Oesterle is no hero, no Norris candidate, or some huge difference-maker. The product of Dearborn Heights, Michigan, has spent seven years in the NHL and is returning home for his eighth season. He was signed by Edmonton Oilers out of college after playing for the Western Michigan Broncos in college.
He signed a two-year deal worth $1.35 million annually to be a part of the team’s defense core. It’s a move to add depth and should be viewed as such. He’s going to be someone that slots in wherever he can, and his ability to play both sides and play off-hand will add to his value.
Detroit Red Wings signee Jordan Oesterle is the odd man out.

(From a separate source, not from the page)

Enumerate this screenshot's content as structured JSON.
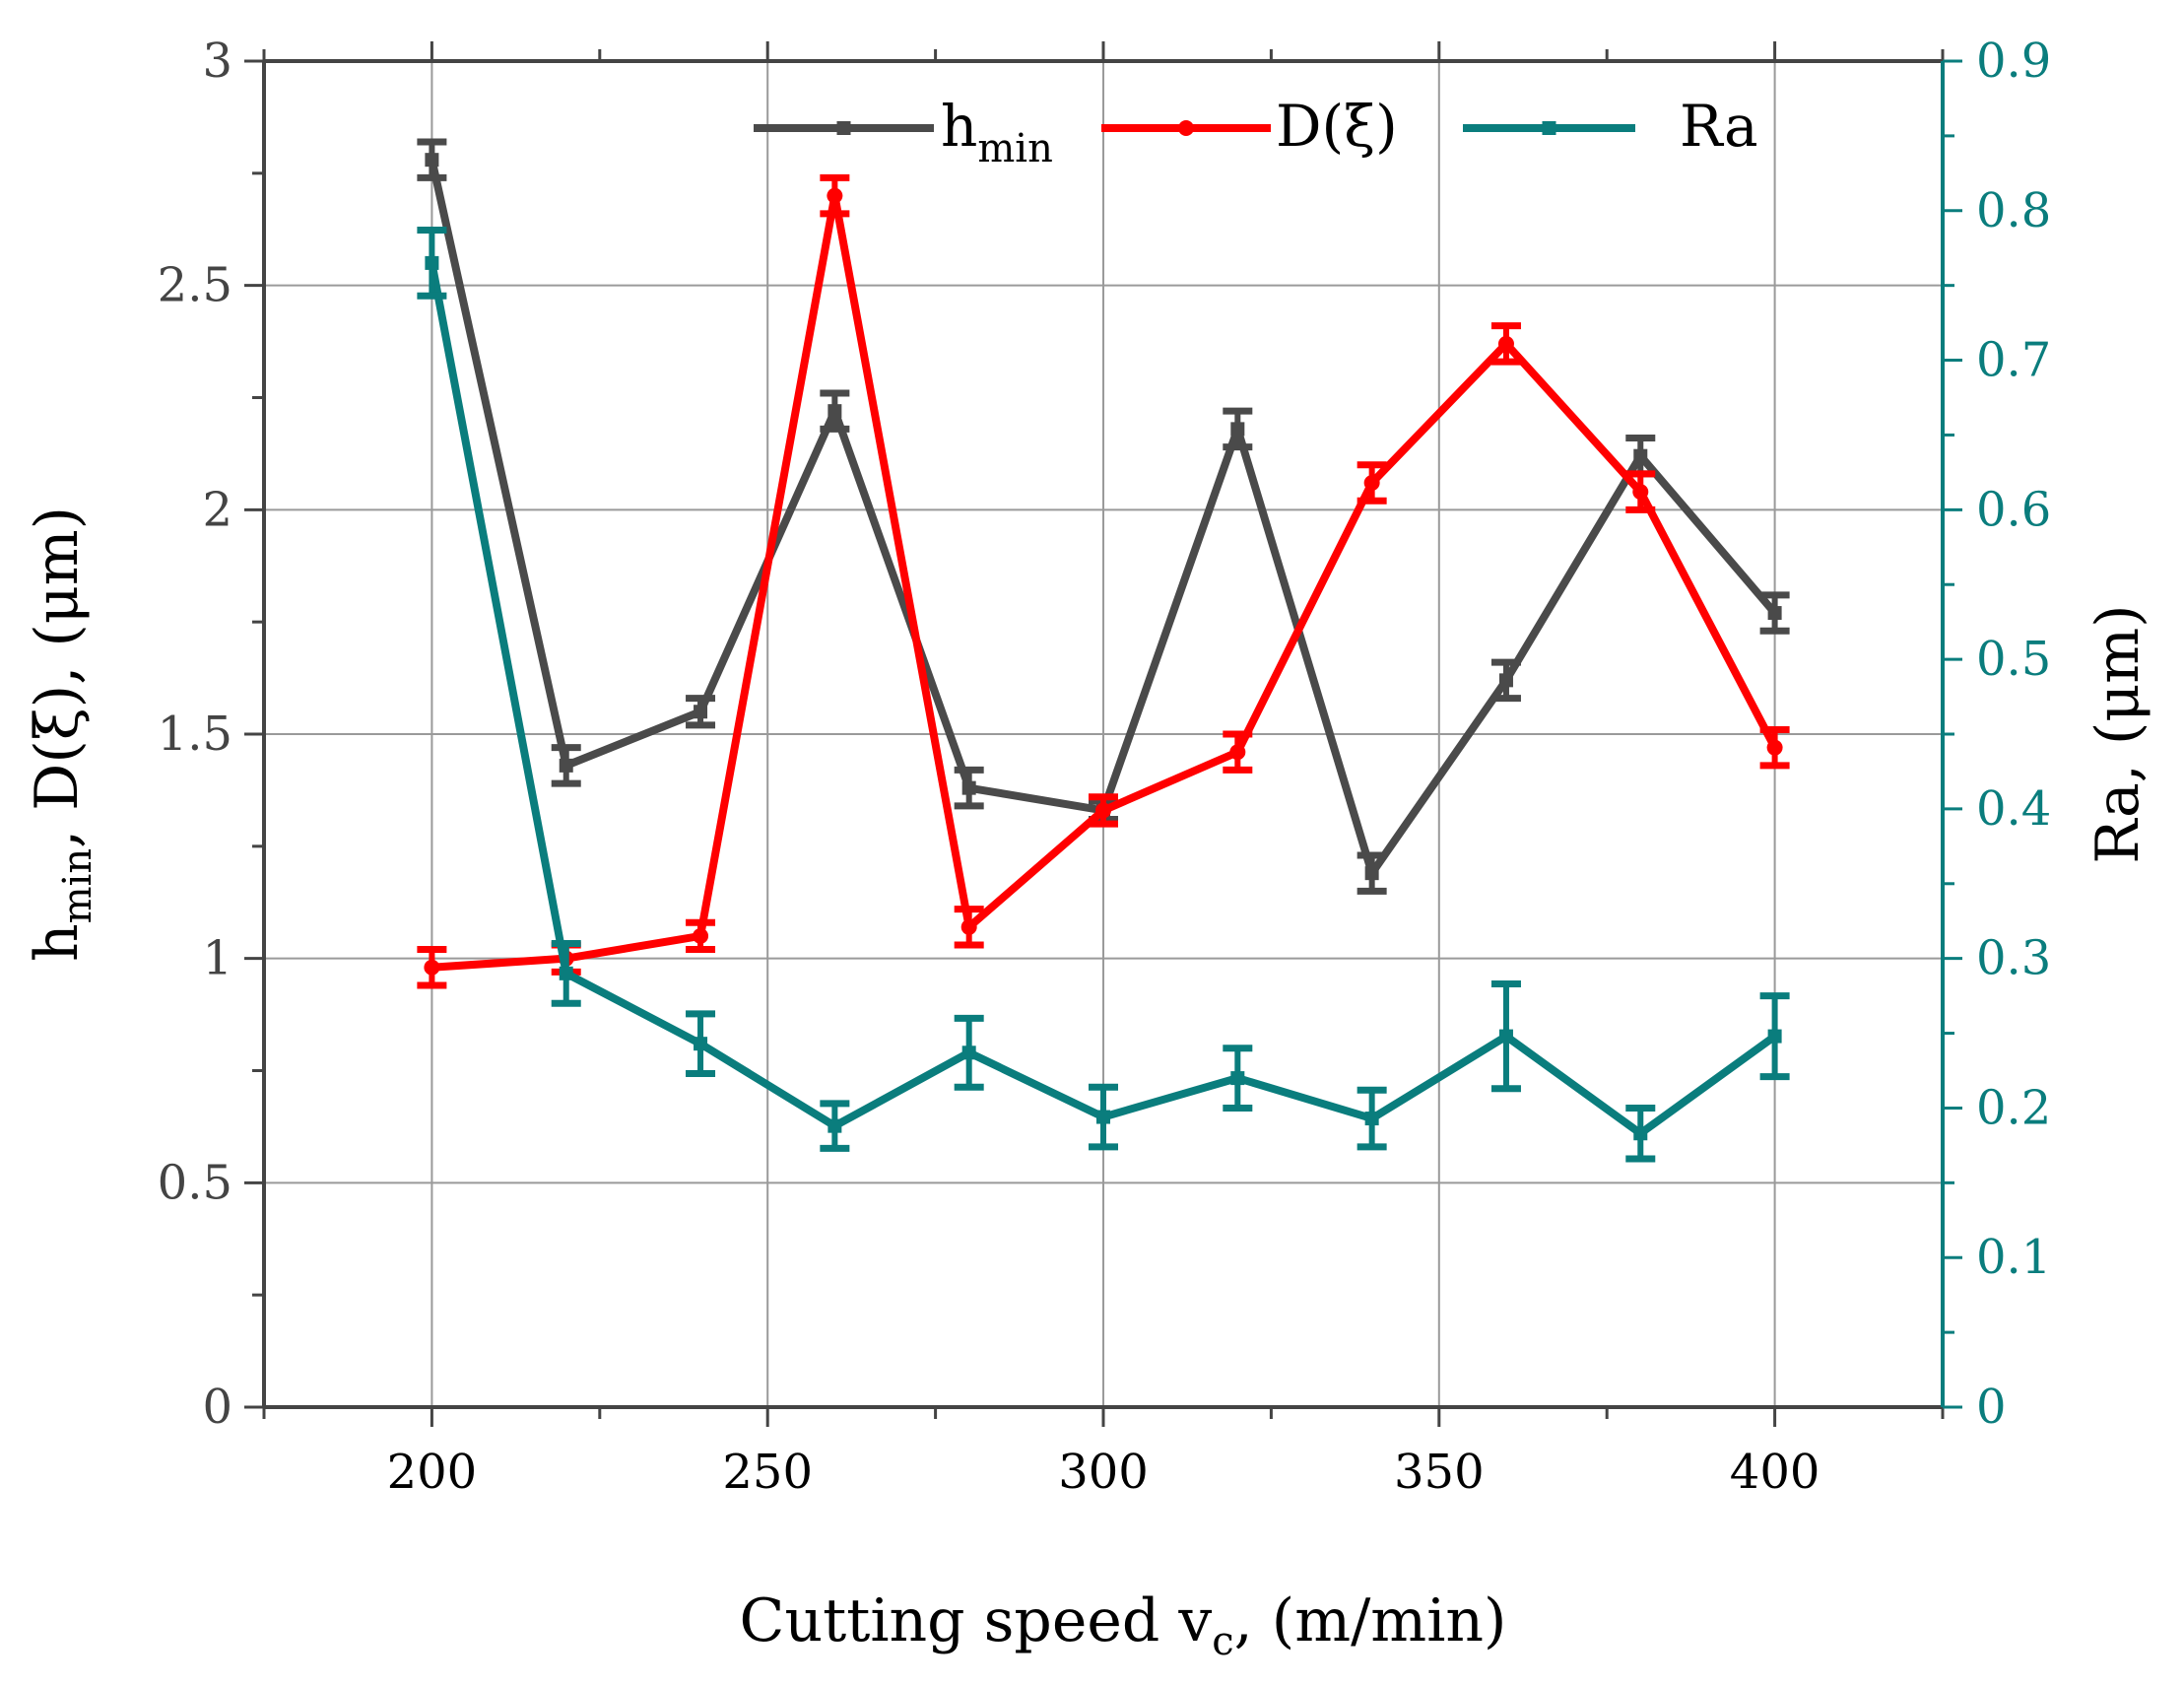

In his last few seasons, Oesterle has been out in Arizona playing for the Coyotes. In last year’s shortened season, Oesterle logged 43 games where he had a goal and ten assists for 11 total points.

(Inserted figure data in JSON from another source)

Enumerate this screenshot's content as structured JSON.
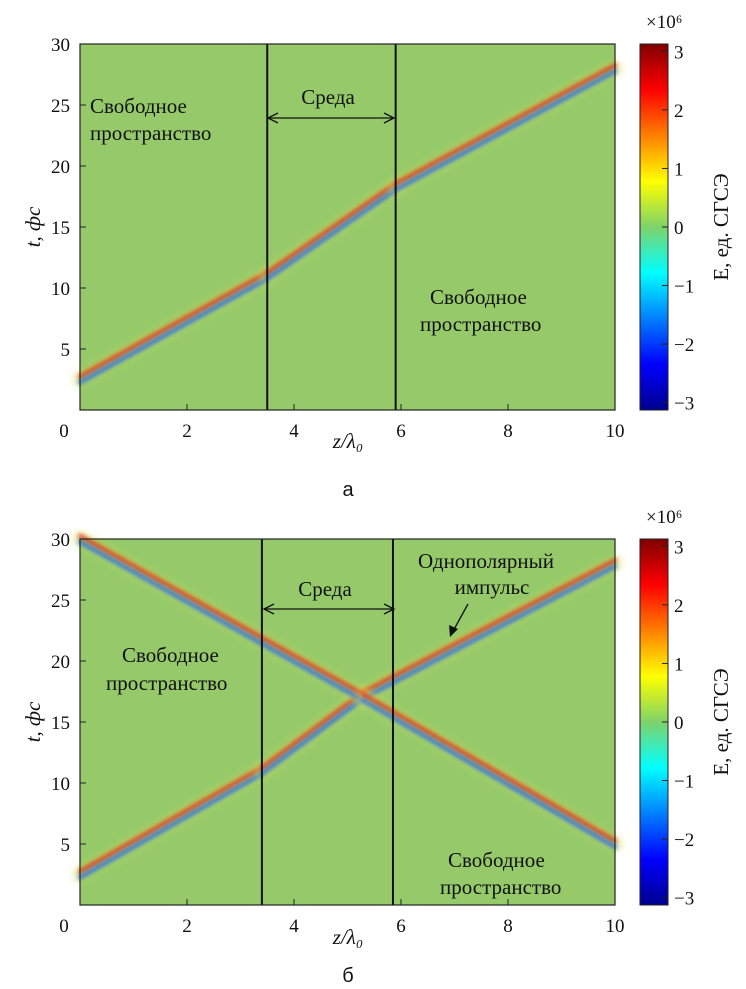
{
  "chart_data": [
    {
      "type": "heatmap",
      "panel_label": "а",
      "xlabel": "z/λ₀",
      "ylabel": "t, фс",
      "xlim": [
        0,
        10
      ],
      "ylim": [
        0,
        30
      ],
      "x_ticks": [
        0,
        2,
        4,
        6,
        8,
        10
      ],
      "y_ticks": [
        5,
        10,
        15,
        20,
        25,
        30
      ],
      "colorbar": {
        "label": "E, ед. СГСЭ",
        "multiplier": "×10⁶",
        "range": [
          -3,
          3
        ],
        "ticks": [
          3,
          2,
          1,
          0,
          -1,
          -2,
          -3
        ]
      },
      "boundaries_z": [
        3.5,
        5.9
      ],
      "annotations": {
        "medium": "Среда",
        "free_space_left": [
          "Свободное",
          "пространство"
        ],
        "free_space_right": [
          "Свободное",
          "пространство"
        ]
      },
      "pulses": [
        {
          "z": [
            0,
            3.5
          ],
          "t": [
            2.5,
            11.0
          ]
        },
        {
          "z": [
            3.5,
            5.9
          ],
          "t": [
            11.0,
            18.3
          ]
        },
        {
          "z": [
            5.9,
            10
          ],
          "t": [
            18.3,
            28.0
          ]
        }
      ]
    },
    {
      "type": "heatmap",
      "panel_label": "б",
      "xlabel": "z/λ₀",
      "ylabel": "t, фс",
      "xlim": [
        0,
        10
      ],
      "ylim": [
        0,
        30
      ],
      "x_ticks": [
        0,
        2,
        4,
        6,
        8,
        10
      ],
      "y_ticks": [
        5,
        10,
        15,
        20,
        25,
        30
      ],
      "colorbar": {
        "label": "E, ед. СГСЭ",
        "multiplier": "×10⁶",
        "range": [
          -3,
          3
        ],
        "ticks": [
          3,
          2,
          1,
          0,
          -1,
          -2,
          -3
        ]
      },
      "boundaries_z": [
        3.4,
        5.85
      ],
      "annotations": {
        "medium": "Среда",
        "free_space_left": [
          "Свободное",
          "пространство"
        ],
        "free_space_right": [
          "Свободное",
          "пространство"
        ],
        "unipolar": [
          "Однополярный",
          "импульс"
        ]
      },
      "pulses": [
        {
          "z": [
            0,
            3.4
          ],
          "t": [
            2.5,
            11.0
          ]
        },
        {
          "z": [
            3.4,
            5.3
          ],
          "t": [
            11.0,
            17.2
          ]
        },
        {
          "z": [
            5.3,
            10
          ],
          "t": [
            17.2,
            28.0
          ]
        },
        {
          "z": [
            0,
            5.3
          ],
          "t": [
            30.0,
            17.0
          ]
        },
        {
          "z": [
            5.3,
            10
          ],
          "t": [
            17.0,
            5.0
          ]
        }
      ]
    }
  ]
}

He has not been a real threat on the blue line to score, but he can be an extra guy. He is the odd man out in the Red Wings defense core, but it makes sense. The team has six guys who are likely to get time in front of him, possibly more depending on how things shake out with Moritz Seider and Gustav Lindstrom.
Under the assumption that Oesterle will be the team’s seventh defenseman, he will find ways into games and be the extra player dressed. If he can provide a night of rest for some of the veterans and slot in where needed, his “odd man out” role could be clutch.

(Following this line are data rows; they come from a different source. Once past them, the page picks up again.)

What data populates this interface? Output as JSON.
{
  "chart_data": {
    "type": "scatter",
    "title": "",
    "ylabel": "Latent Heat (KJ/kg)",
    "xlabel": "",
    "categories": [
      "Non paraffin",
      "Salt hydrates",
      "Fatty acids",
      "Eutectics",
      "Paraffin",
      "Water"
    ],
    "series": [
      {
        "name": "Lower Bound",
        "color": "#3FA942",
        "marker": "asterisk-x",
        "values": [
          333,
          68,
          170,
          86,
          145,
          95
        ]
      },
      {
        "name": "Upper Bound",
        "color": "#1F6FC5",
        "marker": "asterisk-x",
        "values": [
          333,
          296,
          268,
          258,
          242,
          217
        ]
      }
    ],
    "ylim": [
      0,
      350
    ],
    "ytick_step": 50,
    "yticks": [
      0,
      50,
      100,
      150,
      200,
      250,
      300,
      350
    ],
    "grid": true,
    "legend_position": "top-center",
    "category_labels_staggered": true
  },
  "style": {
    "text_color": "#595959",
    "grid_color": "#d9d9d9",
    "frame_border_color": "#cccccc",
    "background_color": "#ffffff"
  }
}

He has the ability to play off-hand and break the stereotype. It feels like a lot of times, coaches and teams are shy to play a defenseman on the off-hand side. For example, I would love to see Seider and Filip Hronek on the same pairing, but both are right-defensemen.
So, while Oesterle may not be someone who jumps off the page at you, he could be the swiss army knife defender who slots in when needed. After all, he’s going to be here for the next two seasons, and if he can be a reliable third pairing or fill-in guy, there should be plenty of value for him.
It will be interesting to see how the Red Wings use Oesterle in 2021-22.